In my case, we have 8 foot ceilings, so if I leave 3 inches of space at the top for my hardware, my finished curtains should be 93 inches long.

Now determine whether one width of fabric will be enough. If your curtains are never going to close, like mine, then you can go with one width of fabric for each panel.

If however you have a wide window like I do and you want to close your curtains sometimes, then you’ll need a double width of fabric for each panel. Technically I could close my curtains the way they are now, but if I did they would be stretched taut—no more gentle ruffling effect. And that would be sad.

For extra wide curtains, you can order extra wide fabric, or if you don’t find the color/pattern/fabric you want, you can sew two lengths of fabric together in the center to create the same effect. Yes, there will be a seam, but I bet no one will ever notice. Be aware though that if you pick a bold pattern you will need to make sure to line up your pattern when you make that seam, which is slightly more challenging (but still doable).

Office Nook 3

Buy the Fabric

Just go out and buy it already, right? Well, yes, but make sure you buy enough. The tutorial I used on Design*Sponge recommends buying an extra 18 inches of fabric. 18! And that is per panel. This is because you are going to wash and dry the fabric (assuming it’s washable) before you sew your curtains, and it might/will shrink, and because you are going to be sewing some wide hems at the top and bottom of your curtains.

Again, this extra 18 inches is per panel. So, if you’re making two panels, you need an extra 36 inches of fabric. If you are making extra wide curtains by sewing together two panels for each side, then you’ll need an extra 72 inches!

To use my case as an example, I was making two regular-width panels, 93 inches long each. So I did my math (93 + 18 + 93 + 18) and got my answer of 222 inches, which is (divide 222 by 36) a little more than 6 yards.
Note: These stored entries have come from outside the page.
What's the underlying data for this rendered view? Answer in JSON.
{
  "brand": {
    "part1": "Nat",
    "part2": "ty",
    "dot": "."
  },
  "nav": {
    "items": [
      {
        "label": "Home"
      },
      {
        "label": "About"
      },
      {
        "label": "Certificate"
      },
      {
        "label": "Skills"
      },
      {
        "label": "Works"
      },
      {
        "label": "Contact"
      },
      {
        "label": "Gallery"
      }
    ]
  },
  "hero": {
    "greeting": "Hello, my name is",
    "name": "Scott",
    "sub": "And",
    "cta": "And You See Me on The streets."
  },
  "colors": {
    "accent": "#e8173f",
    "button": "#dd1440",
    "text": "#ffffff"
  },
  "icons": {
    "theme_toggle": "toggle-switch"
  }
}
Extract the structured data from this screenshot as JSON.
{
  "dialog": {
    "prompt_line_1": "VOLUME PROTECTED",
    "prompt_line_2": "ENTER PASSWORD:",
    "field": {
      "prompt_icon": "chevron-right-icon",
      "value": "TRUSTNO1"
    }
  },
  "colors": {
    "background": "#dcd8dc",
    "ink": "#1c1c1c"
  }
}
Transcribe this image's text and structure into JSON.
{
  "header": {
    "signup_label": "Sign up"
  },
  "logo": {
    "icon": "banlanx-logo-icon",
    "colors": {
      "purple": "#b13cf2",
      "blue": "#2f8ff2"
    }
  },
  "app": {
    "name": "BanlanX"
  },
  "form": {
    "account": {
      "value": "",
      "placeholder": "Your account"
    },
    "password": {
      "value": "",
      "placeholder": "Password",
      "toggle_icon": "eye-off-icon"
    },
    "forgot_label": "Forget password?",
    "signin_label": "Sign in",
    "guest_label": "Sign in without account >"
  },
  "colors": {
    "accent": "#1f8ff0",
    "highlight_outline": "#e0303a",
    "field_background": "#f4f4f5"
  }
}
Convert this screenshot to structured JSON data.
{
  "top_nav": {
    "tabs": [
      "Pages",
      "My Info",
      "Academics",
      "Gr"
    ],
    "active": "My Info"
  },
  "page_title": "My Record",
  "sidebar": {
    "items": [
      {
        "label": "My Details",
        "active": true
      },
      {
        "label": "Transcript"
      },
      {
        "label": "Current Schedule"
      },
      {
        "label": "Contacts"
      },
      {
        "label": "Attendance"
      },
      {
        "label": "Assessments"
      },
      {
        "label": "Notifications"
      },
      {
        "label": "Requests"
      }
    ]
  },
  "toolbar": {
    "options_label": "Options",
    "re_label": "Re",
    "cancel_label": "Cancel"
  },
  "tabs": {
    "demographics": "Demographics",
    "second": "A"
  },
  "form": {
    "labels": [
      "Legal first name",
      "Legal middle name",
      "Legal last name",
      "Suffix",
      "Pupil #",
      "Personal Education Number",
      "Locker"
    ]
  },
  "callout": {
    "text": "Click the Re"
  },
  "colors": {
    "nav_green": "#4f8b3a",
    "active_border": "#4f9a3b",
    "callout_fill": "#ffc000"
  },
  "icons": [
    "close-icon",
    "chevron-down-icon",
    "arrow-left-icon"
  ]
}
Since I was upholstering a chair, too, I rounded up to 6.5 yards, thinking that would be plenty, since those people were nuts with their 18 extra inches recommendation. Well, guess what? I had JUST BARELY ENOUGH fabric when it was all said and done. The hair of my chinny, chin, chin, I’m not kidding. So, now I know, take those people and their 18 inches seriously.

Final note: If you order from, search online for a coupon. I found one for free shipping.

Prep and Cut the Fabric

Wash and dry your fabric if the fabric is washable. My 100% cotton fabric said not to dry it, I suppose for fear of shrinkage, but I did anyway because 1) it’s cotton, and 2) why else had I ordered so much extra fabric? I also figured that by the time I get around to taking these curtains down and cleaning them (confession: I’ve never washed a curtain!), I will most certainly forget that I’m not supposed to dry them. And I’d rather have the fabric shrink now than have my curtains shrink later.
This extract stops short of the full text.